The script pivots the data to wide format using (GeneID, Psite) as index and unit_time as columns. After transformation: - predict_mean values are exponentiated: 2^predict_mean - predict_std is propagated: σ_y = 2^predict_mean * ln(2) * predict_std - Only rows with Psite starting with Y_, S_, T_, or empty are retained - Time columns are renamed x1–x14

Minimal example row:

GeneID,site,unit_time,predict_mean,predict_std
ABL2,S256,0,1.23,0.05
ABL2,S256,1,1.45,0.06

`Rout_LimmaTable.csv`

RNA time-series derived from Rout Limma differential expression analysis. cleanup.py uses these columns:

Column	Type	Description
`GeneID`	string	Gene identifier
`Min4vsCtrl`	float	Log2 fold-change at 4 min vs control
`Min8vsCtrl`	float	Log2 fold-change at 8 min vs control
`Min15vsCtrl`	float	Log2 fold-change at 15 min vs control
`Min30vsCtrl`	float	Log2 fold-change at 30 min vs control
`Hr1vsCtrl`	float	Log2 fold-change at 1 hr vs control
`Hr2vsCtrl`	float	Log2 fold-change at 2 hr vs control
`Hr4vsCtrl`	float	Log2 fold-change at 4 hr vs control
`Hr8vsCtrl`	float	Log2 fold-change at 8 hr vs control
`Hr16vsCtrl`	float	Log2 fold-change at 16 hr vs control

All 9 time-point columns are required. Values are exponentiated (2^x) to convert from log2 to linear fold-change. Renamed to x1–x9 in input3.csv.

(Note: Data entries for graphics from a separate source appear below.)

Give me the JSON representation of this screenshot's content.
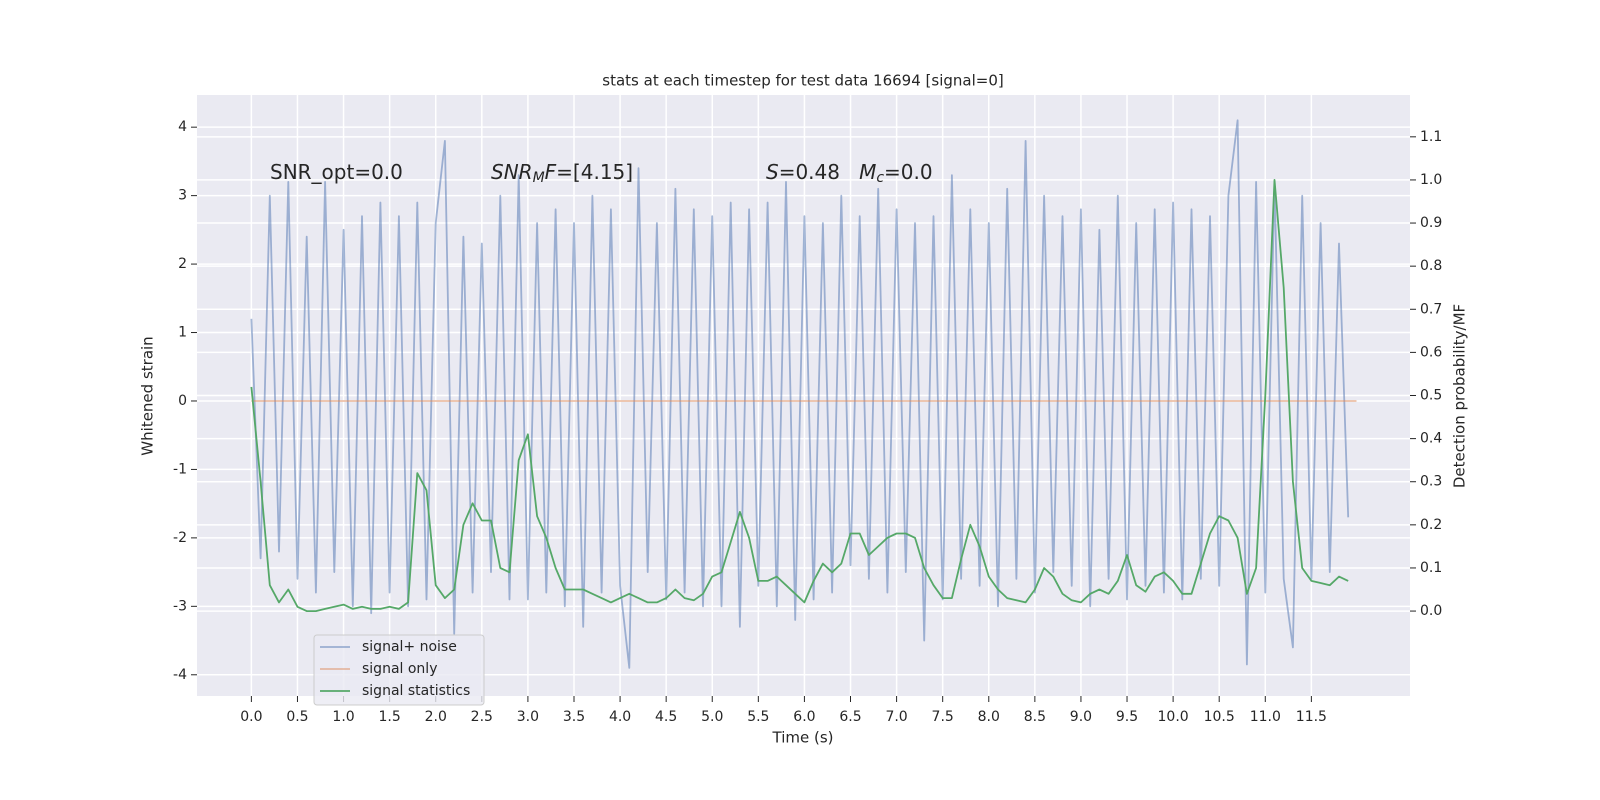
{
  "chart_data": {
    "type": "line",
    "title": "stats at each timestep for test data 16694 [signal=0]",
    "xlabel": "Time (s)",
    "ylabel": "Whitened strain",
    "y2label": "Detection probability/MF",
    "annotations": [
      {
        "parts": [
          {
            "text": "SNR_opt=0.0"
          }
        ]
      },
      {
        "parts": [
          {
            "text": "SNR",
            "style": "math"
          },
          {
            "text": "M",
            "style": "math-sub"
          },
          {
            "text": "F",
            "style": "math"
          },
          {
            "text": "=[4.15]"
          }
        ]
      },
      {
        "parts": [
          {
            "text": "S",
            "style": "math"
          },
          {
            "text": "=0.48   "
          },
          {
            "text": "M",
            "style": "math"
          },
          {
            "text": "c",
            "style": "math-sub"
          },
          {
            "text": "=0.0"
          }
        ]
      }
    ],
    "x": [
      0.0,
      0.1,
      0.2,
      0.3,
      0.4,
      0.5,
      0.6,
      0.7,
      0.8,
      0.9,
      1.0,
      1.1,
      1.2,
      1.3,
      1.4,
      1.5,
      1.6,
      1.7,
      1.8,
      1.9,
      2.0,
      2.1,
      2.2,
      2.3,
      2.4,
      2.5,
      2.6,
      2.7,
      2.8,
      2.9,
      3.0,
      3.1,
      3.2,
      3.3,
      3.4,
      3.5,
      3.6,
      3.7,
      3.8,
      3.9,
      4.0,
      4.1,
      4.2,
      4.3,
      4.4,
      4.5,
      4.6,
      4.7,
      4.8,
      4.9,
      5.0,
      5.1,
      5.2,
      5.3,
      5.4,
      5.5,
      5.6,
      5.7,
      5.8,
      5.9,
      6.0,
      6.1,
      6.2,
      6.3,
      6.4,
      6.5,
      6.6,
      6.7,
      6.8,
      6.9,
      7.0,
      7.1,
      7.2,
      7.3,
      7.4,
      7.5,
      7.6,
      7.7,
      7.8,
      7.9,
      8.0,
      8.1,
      8.2,
      8.3,
      8.4,
      8.5,
      8.6,
      8.7,
      8.8,
      8.9,
      9.0,
      9.1,
      9.2,
      9.3,
      9.4,
      9.5,
      9.6,
      9.7,
      9.8,
      9.9,
      10.0,
      10.1,
      10.2,
      10.3,
      10.4,
      10.5,
      10.6,
      10.7,
      10.8,
      10.9,
      11.0,
      11.1,
      11.2,
      11.3,
      11.4,
      11.5,
      11.6,
      11.7,
      11.8,
      11.9
    ],
    "series": [
      {
        "name": "signal+ noise",
        "color": "#4c72b0",
        "opacity": 0.5,
        "values": [
          1.2,
          -2.3,
          3.0,
          -2.2,
          3.2,
          -2.6,
          2.4,
          -2.8,
          3.2,
          -2.5,
          2.5,
          -3.0,
          2.7,
          -3.1,
          2.9,
          -2.8,
          2.7,
          -3.0,
          2.9,
          -2.9,
          2.6,
          3.8,
          -3.4,
          2.4,
          -2.8,
          2.3,
          -2.5,
          3.0,
          -2.9,
          3.3,
          -2.9,
          2.6,
          -2.8,
          2.8,
          -3.0,
          2.6,
          -3.3,
          3.0,
          -2.8,
          2.8,
          -2.7,
          -3.9,
          3.4,
          -2.5,
          2.6,
          -2.9,
          3.1,
          -2.8,
          2.8,
          -3.0,
          2.7,
          -3.0,
          2.9,
          -3.3,
          2.8,
          -2.7,
          2.9,
          -3.0,
          3.2,
          -3.2,
          2.7,
          -2.9,
          2.6,
          -2.8,
          3.0,
          -2.4,
          2.7,
          -2.6,
          3.1,
          -2.8,
          2.8,
          -2.5,
          2.6,
          -3.5,
          2.7,
          -2.9,
          3.3,
          -2.6,
          2.8,
          -2.7,
          2.6,
          -3.0,
          3.1,
          -2.6,
          3.8,
          -2.8,
          3.0,
          -2.5,
          2.7,
          -2.7,
          2.8,
          -3.0,
          2.5,
          -2.6,
          3.0,
          -2.9,
          2.6,
          -2.7,
          2.8,
          -2.8,
          2.9,
          -2.9,
          2.8,
          -2.6,
          2.7,
          -2.7,
          3.0,
          4.1,
          -3.85,
          3.2,
          -2.8,
          3.2,
          -2.6,
          -3.6,
          3.0,
          -2.6,
          2.6,
          -2.5,
          2.3,
          -1.7
        ]
      },
      {
        "name": "signal only",
        "color": "#dd8452",
        "opacity": 0.5,
        "x": [
          0,
          11.99
        ],
        "values": [
          0,
          0
        ]
      },
      {
        "name": "signal statistics",
        "color": "#55a868",
        "opacity": 1,
        "axis": "y2",
        "values": [
          0.52,
          0.3,
          0.06,
          0.02,
          0.05,
          0.01,
          0.0,
          0.0,
          0.005,
          0.01,
          0.015,
          0.005,
          0.01,
          0.005,
          0.005,
          0.01,
          0.005,
          0.02,
          0.32,
          0.28,
          0.06,
          0.03,
          0.05,
          0.2,
          0.25,
          0.21,
          0.21,
          0.1,
          0.09,
          0.35,
          0.41,
          0.22,
          0.17,
          0.1,
          0.05,
          0.05,
          0.05,
          0.04,
          0.03,
          0.02,
          0.03,
          0.04,
          0.03,
          0.02,
          0.02,
          0.03,
          0.05,
          0.03,
          0.025,
          0.04,
          0.08,
          0.09,
          0.16,
          0.23,
          0.17,
          0.07,
          0.07,
          0.08,
          0.06,
          0.04,
          0.02,
          0.07,
          0.11,
          0.09,
          0.11,
          0.18,
          0.18,
          0.13,
          0.15,
          0.17,
          0.18,
          0.18,
          0.17,
          0.1,
          0.06,
          0.03,
          0.03,
          0.12,
          0.2,
          0.15,
          0.08,
          0.05,
          0.03,
          0.025,
          0.02,
          0.05,
          0.1,
          0.08,
          0.04,
          0.025,
          0.02,
          0.04,
          0.05,
          0.04,
          0.07,
          0.13,
          0.06,
          0.045,
          0.08,
          0.09,
          0.07,
          0.04,
          0.04,
          0.11,
          0.18,
          0.22,
          0.21,
          0.17,
          0.04,
          0.1,
          0.5,
          1.0,
          0.75,
          0.3,
          0.1,
          0.07,
          0.065,
          0.06,
          0.08,
          0.07
        ]
      }
    ],
    "xlim": [
      -0.59,
      12.57
    ],
    "xticks": [
      {
        "value": 0,
        "label": "0.0"
      },
      0.5,
      {
        "value": 1,
        "label": "1.0"
      },
      1.5,
      {
        "value": 2,
        "label": "2.0"
      },
      2.5,
      {
        "value": 3,
        "label": "3.0"
      },
      3.5,
      {
        "value": 4,
        "label": "4.0"
      },
      4.5,
      {
        "value": 5,
        "label": "5.0"
      },
      5.5,
      {
        "value": 6,
        "label": "6.0"
      },
      6.5,
      {
        "value": 7,
        "label": "7.0"
      },
      7.5,
      {
        "value": 8,
        "label": "8.0"
      },
      8.5,
      {
        "value": 9,
        "label": "9.0"
      },
      9.5,
      {
        "value": 10,
        "label": "10.0"
      },
      10.5,
      {
        "value": 11,
        "label": "11.0"
      },
      11.5
    ],
    "ylim": [
      -4.31,
      4.47
    ],
    "yticks": [
      -4,
      -3,
      -2,
      -1,
      0,
      1,
      2,
      3,
      4
    ],
    "y2lim": [
      -0.197,
      1.197
    ],
    "y2ticks": [
      {
        "value": 0,
        "label": "0.0"
      },
      0.1,
      0.2,
      0.3,
      0.4,
      0.5,
      0.6,
      0.7,
      0.8,
      0.9,
      {
        "value": 1,
        "label": "1.0"
      },
      1.1
    ],
    "grid": true,
    "legend": "lower left"
  }
}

Common validation failures: - Missing time-point columns — script will raise KeyError - Non-numeric values in time-point columns — will cause TypeError during 2^x computation

`input2.csv`

Kinase-substrate network / phospho-interaction metadata. Used both as raw input by cleanup.py and as a standard input by kinopt.

Column	Type	Description
`GeneID`	string	Substrate gene/protein identifier
`Psite`	string	Phosphorylation site identifier (e.g. `S256`)
`Kinase`	string	Kinase name(s) (may be a comma- or semicolon-separated set)

Additional columns may be present and are preserved in outputs.

Common validation failures: - Missing GeneID column — cleanup.py will raise KeyError - Empty GeneID values — filtered out automatically

Outputs

File	Description
`input1.csv`	Phospho time series (KinOpt, TFOpt)
`input1_wstd.csv`	Same as above + standard deviation
`input2.csv`	Phospho kinase-interaction metadata
`input3.csv`	mRNA time series (TFOpt)
`input4.csv`	Clean TF-mRNA interactions
`mapping.csv`	Mapped TF → mRNA with Kinase + Psite
`mapping_.csv`	Cytoscape-compatible edge list
`nodes.csv`	Cytoscape node roles

Notes

Complex TF interactions (e.g. COMPLEX:TF1/TF2) are excluded.
Kinase-only proteins not appearing in CollecTRI (e.g. PAK2) are excluded from TF mapping.
Unmappable GeneIDs are printed at runtime.